An ability to assemble working circuits and a basic understanding of electronics are helpful assets when doing the experiment. Very basic coding experience will help, though this is not a programming project and will be perfectly accessible to non-experts.

Pulsed NMR at 15 MHz – Prof. Sian Dutton

Part II Laboratory, Room 170 (8 spaces)

This experiment investigates and demonstrates the principles of Nuclear Magnetic Resonance (NMR).  Spin-echo methods are employed to study the characteristic NMR properties of a number of samples.

Particle Tracks - Dr Paula Alvarez Cartelle

Bragg Building, Room 163 (5 spaces)

Properties of short-lived hyperons are measured by analysing photographs from a liquid hydrogen bubble chamber

The experiment is based around measurements of film taken from bubble chamber experiments at the CERN particle physics laboratory near Geneva. While this technique is no longer current, it provides an immediate visual, introduction to the subject.

Interactions of  K-  and protons p, in which hyperons are produced, are studied.
Measurements of the decay of  product S+ and S- hyperons are made using the projected length of the hyperon track and the curvature of the track of the recoil pion and, in the case of the S+ hyperon the decay mode (via proton or neutron) is noted.   The decays of neutral hyperons are also studied.

Quantities which you are asked to measure include:

(i) the masses and mean lives of S+ and S- hyperons

(ii) the branching ratios for the decays of the S+.

(iii) the mass and mean life of the neutral hyperon.

Scanning Tunnelling Microscopy - Dr David Ward

Pt IB Laboratory, Room 166 (4 spaces)

The growth kinetics of graphite oxidation pits are investigated on atomic length scales

The Scanning Tunnelling Microscope (STM) is an important tool in current research as it is capable of mapping surfaces on an atomic scale.  Its operation makes use of the tunnelling current of electrons between an atomically sharp tip and a surface placed a very short distance (~10 Å) away.
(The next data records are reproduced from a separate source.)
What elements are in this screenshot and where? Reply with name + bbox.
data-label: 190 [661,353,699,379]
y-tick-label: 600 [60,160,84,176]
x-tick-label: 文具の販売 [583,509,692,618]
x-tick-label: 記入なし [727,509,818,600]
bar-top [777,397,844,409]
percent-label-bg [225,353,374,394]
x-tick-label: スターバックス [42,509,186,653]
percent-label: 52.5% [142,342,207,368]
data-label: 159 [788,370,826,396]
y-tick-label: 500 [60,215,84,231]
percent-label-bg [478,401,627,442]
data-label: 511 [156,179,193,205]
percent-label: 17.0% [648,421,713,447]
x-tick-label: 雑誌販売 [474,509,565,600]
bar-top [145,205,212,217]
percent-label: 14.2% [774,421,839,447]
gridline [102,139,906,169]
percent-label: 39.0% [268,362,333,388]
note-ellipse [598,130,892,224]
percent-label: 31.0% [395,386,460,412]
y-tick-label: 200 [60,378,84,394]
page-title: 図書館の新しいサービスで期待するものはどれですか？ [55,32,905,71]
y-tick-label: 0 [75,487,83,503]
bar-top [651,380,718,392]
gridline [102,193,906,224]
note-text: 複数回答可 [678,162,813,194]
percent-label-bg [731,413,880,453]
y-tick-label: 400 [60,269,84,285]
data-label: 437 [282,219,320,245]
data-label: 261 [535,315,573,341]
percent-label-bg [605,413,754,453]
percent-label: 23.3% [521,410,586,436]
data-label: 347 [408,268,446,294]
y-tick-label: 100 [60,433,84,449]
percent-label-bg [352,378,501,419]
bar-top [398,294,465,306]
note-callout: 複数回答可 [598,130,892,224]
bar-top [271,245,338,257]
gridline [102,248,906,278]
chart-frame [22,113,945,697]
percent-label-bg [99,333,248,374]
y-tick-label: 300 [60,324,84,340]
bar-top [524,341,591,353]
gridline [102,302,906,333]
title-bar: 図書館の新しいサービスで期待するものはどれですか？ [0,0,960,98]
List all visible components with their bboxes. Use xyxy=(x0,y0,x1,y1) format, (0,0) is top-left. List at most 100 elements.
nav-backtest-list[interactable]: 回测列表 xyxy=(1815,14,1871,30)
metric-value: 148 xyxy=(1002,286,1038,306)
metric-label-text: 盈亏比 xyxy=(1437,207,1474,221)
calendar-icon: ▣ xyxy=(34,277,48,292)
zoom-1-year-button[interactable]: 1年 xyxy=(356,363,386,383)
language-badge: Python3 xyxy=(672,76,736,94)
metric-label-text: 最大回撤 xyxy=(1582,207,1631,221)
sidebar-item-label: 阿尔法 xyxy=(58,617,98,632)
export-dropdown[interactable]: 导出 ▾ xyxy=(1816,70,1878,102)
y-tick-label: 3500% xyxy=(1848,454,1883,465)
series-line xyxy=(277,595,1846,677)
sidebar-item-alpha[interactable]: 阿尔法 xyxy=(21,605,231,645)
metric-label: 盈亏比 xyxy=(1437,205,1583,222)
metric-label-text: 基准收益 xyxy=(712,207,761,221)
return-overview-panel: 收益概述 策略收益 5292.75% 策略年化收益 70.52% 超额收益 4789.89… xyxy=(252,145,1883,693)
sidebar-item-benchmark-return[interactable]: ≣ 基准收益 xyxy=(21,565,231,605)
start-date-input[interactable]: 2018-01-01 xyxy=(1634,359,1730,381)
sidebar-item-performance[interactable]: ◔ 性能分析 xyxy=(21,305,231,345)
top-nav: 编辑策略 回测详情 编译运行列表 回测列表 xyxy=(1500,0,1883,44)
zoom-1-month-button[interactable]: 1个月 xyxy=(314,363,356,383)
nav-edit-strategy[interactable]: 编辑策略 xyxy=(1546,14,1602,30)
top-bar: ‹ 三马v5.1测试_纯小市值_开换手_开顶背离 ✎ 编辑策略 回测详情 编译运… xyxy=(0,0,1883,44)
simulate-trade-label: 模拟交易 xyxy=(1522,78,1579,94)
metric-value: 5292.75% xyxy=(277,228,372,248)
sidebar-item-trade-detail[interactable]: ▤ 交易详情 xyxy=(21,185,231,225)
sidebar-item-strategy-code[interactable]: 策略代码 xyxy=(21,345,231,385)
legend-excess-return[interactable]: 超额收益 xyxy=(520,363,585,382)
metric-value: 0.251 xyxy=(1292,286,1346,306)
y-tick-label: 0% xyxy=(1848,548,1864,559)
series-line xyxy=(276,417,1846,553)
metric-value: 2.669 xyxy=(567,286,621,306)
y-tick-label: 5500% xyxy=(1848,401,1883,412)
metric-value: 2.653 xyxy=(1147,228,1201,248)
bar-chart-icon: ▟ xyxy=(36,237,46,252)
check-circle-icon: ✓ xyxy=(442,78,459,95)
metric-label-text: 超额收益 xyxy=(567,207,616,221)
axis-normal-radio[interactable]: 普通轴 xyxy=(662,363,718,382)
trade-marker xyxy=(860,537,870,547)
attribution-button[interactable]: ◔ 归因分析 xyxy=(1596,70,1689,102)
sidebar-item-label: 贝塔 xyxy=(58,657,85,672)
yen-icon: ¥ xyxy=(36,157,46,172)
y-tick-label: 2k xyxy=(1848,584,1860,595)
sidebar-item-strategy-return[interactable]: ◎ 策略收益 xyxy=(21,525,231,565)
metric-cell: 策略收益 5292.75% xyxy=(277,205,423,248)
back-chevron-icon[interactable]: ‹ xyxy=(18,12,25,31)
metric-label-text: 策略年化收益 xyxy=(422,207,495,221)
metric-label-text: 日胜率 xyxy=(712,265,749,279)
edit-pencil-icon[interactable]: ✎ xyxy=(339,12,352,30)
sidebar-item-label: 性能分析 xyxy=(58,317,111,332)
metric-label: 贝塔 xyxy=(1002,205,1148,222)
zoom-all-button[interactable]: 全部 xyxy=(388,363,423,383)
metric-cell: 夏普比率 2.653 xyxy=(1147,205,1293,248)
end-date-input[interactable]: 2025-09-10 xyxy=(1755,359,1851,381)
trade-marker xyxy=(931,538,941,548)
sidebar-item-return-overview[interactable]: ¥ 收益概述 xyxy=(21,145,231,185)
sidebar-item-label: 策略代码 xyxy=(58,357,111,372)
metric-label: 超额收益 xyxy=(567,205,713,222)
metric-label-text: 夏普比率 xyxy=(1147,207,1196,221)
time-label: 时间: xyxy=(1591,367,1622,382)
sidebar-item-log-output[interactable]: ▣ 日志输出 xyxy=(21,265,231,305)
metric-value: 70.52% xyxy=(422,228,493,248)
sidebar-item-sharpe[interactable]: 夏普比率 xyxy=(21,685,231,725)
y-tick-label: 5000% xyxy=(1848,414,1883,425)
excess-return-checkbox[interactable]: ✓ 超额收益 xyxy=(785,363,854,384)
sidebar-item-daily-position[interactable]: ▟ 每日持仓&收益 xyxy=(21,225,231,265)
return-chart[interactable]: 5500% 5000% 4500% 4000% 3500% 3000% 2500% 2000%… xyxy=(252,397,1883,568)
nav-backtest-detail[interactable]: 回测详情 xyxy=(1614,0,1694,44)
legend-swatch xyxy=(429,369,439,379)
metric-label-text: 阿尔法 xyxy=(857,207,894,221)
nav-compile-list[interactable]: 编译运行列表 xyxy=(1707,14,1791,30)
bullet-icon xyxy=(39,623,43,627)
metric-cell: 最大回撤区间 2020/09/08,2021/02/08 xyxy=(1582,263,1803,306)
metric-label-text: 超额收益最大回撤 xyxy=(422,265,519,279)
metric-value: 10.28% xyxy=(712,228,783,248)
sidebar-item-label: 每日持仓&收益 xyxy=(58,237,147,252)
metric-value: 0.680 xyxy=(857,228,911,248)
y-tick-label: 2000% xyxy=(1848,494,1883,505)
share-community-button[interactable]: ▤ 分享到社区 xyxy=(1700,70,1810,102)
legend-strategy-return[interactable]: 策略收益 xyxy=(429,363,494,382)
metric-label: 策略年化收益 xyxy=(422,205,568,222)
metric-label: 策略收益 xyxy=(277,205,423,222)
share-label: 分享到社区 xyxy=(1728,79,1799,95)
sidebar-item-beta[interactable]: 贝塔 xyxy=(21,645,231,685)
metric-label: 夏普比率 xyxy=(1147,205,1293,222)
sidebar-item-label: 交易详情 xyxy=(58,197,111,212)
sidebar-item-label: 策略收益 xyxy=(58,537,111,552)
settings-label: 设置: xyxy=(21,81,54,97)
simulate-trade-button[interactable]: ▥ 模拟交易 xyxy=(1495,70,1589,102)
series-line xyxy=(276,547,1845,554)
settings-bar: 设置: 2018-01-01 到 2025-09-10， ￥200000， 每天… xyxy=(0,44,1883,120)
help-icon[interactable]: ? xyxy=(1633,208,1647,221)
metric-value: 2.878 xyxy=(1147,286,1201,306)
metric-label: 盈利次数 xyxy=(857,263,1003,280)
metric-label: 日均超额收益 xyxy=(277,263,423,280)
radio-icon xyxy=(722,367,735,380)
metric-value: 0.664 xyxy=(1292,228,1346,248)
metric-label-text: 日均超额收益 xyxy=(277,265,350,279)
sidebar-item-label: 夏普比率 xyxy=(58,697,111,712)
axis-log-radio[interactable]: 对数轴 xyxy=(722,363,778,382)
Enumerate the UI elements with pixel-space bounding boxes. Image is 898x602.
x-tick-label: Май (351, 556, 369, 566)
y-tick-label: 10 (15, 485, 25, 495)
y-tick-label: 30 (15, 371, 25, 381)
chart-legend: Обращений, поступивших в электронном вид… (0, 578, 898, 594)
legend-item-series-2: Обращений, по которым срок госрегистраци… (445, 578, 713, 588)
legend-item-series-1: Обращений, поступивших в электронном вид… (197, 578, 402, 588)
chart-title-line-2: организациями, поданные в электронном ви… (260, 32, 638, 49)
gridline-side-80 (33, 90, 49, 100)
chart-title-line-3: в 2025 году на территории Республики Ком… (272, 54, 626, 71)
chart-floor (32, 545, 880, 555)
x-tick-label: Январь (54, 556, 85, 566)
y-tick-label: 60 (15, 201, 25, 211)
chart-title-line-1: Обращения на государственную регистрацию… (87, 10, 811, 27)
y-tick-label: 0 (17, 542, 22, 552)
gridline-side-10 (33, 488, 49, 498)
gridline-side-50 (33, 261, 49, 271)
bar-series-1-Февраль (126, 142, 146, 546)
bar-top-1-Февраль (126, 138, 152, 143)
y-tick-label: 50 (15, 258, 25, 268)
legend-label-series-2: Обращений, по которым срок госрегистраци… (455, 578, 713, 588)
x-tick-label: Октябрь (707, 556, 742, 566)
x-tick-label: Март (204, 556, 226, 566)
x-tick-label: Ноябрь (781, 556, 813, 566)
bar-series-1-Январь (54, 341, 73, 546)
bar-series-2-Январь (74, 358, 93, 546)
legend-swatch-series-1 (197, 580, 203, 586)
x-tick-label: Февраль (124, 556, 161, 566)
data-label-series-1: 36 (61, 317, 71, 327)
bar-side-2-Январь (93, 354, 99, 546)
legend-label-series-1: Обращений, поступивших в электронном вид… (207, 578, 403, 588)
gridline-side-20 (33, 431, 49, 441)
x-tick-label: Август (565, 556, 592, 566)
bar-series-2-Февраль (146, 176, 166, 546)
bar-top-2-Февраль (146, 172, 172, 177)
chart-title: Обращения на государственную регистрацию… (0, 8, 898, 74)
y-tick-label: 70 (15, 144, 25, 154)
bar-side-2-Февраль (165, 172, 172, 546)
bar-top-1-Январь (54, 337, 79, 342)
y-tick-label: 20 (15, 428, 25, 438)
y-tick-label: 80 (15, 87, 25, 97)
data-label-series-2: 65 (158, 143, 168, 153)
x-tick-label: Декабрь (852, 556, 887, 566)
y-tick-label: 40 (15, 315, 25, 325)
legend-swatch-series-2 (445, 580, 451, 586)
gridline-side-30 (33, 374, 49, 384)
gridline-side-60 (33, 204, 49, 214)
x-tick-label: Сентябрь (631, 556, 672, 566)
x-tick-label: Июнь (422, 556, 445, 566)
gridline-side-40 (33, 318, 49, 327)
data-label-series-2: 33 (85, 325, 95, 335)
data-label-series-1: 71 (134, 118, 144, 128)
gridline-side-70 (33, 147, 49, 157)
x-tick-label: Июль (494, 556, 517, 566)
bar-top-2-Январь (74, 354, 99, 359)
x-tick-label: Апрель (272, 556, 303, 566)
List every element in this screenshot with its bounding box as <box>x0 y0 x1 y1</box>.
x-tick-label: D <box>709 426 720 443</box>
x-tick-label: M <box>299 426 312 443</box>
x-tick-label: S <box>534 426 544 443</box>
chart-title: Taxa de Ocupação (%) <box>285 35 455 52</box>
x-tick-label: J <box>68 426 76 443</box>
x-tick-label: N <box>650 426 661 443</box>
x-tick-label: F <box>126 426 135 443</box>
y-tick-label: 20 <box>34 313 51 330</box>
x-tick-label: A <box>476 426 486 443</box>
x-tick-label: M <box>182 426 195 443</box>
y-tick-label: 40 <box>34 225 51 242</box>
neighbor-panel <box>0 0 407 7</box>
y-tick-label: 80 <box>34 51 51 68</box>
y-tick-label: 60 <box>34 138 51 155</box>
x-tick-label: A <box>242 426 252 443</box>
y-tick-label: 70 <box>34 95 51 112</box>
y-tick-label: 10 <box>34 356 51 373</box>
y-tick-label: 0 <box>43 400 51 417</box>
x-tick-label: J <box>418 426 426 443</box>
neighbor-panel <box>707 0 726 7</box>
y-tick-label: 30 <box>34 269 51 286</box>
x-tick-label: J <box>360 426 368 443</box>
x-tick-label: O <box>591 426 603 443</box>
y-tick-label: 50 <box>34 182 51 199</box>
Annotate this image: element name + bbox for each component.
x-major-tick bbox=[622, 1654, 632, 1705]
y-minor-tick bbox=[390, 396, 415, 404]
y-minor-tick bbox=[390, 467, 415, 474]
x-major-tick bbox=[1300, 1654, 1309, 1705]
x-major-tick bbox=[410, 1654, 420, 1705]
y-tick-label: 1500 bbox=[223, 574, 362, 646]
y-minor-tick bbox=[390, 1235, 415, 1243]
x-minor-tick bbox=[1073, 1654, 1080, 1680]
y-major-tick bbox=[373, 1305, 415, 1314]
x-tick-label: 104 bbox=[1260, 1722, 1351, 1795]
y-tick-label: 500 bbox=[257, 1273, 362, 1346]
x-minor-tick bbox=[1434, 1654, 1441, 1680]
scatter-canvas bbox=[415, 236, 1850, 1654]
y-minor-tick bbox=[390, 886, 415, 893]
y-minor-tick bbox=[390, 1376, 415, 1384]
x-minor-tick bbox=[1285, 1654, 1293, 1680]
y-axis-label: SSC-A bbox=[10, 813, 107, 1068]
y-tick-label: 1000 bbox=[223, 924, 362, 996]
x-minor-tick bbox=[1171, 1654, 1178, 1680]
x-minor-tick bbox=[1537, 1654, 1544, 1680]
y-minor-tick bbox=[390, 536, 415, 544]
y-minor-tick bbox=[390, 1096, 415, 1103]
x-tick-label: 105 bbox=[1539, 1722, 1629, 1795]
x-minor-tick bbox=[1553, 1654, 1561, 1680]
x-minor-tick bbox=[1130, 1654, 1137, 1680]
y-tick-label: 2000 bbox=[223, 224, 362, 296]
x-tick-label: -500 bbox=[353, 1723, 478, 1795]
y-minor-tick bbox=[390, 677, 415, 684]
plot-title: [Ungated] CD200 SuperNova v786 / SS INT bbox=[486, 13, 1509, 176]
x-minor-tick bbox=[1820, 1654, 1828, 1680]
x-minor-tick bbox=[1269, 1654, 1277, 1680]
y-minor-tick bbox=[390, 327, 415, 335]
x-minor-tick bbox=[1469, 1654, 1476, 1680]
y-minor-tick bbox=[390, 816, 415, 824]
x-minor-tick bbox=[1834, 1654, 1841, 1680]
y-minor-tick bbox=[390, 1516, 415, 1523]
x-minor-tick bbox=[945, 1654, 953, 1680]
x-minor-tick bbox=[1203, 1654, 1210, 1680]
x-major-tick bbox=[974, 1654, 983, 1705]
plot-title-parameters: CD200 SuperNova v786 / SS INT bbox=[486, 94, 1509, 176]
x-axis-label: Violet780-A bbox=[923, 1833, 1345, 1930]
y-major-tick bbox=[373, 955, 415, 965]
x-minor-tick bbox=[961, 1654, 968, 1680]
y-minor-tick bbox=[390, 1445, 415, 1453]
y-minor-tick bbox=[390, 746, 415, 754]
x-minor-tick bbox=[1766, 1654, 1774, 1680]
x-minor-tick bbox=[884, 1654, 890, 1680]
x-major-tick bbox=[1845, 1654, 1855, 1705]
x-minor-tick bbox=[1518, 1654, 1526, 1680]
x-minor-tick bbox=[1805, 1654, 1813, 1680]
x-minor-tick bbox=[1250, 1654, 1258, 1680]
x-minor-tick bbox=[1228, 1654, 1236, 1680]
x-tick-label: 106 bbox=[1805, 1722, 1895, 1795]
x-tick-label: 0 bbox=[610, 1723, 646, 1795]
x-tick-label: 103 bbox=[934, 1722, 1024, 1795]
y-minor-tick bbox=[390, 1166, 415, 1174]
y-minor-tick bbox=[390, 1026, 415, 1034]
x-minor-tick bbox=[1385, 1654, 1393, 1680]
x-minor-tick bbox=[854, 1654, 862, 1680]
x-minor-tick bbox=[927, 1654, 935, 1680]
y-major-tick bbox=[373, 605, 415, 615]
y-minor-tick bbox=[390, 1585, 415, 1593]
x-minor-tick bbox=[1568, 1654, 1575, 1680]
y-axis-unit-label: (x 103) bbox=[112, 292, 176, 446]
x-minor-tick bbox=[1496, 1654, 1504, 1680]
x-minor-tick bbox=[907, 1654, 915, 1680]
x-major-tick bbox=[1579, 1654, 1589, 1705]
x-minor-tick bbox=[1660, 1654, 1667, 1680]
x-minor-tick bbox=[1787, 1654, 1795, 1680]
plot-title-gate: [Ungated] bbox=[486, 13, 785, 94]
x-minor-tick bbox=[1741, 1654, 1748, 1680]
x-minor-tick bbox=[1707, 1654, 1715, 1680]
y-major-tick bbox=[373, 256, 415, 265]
The instrument is interfaced to, and controlled by, a computer which also produces the images. 

In this experiment, the STM is used to examine the surface of a graphite crystal. Measurements are made on different scales in order to become familiar with, and illustrate the potential of, the instrument.  The STM is then used to investigate the nucleation and growth of oxidation pits on the surface of the graphite.

Coherence and information in a fibre interferometer - Dr Tijmen Euser

Part II Laboratory, Room 167 (3 spaces)

In this practical we consider a Mach Zehnder (MZ) interferometer and some quantum-mechanical implications. The pattern observed behind an MZ interferometer shows interference fringes, provided there is no way to determine which arm a photon has passed. Here we will place an optical amplifier along one of the MZ arms. The amplifier increases via stimulated emission the intensity of laser pulses. When coherent photon pulses from a laser pass the arm, they stimulate the emission of identical, coherent photons by the atoms of the amplifier medium.

What is the outcome of this experiment: Does the amplification localize the photons in one arm and is the interference therefore suppressed? Or does the process of stimulated emission not constrain the position of the incoming photons, so that the interference pattern is preserved and even amplified through the contribution of the stimulated emissions?

The aim of the practical is to perform the measurements and to explain the results. Some of the intermediate objectives are:

(i)  To build a Mach-Zehnder interferometer and to characterize the interference patterns obtained for different light sources.
(ii)  To study optical amplification and to understand how the gain and noise of an amplifier are determined by stimulated and spontaneous emission processes.
 (iii) To place an optical amplifier in one arm of a Mach-Zehnder interferometer and to explain the results.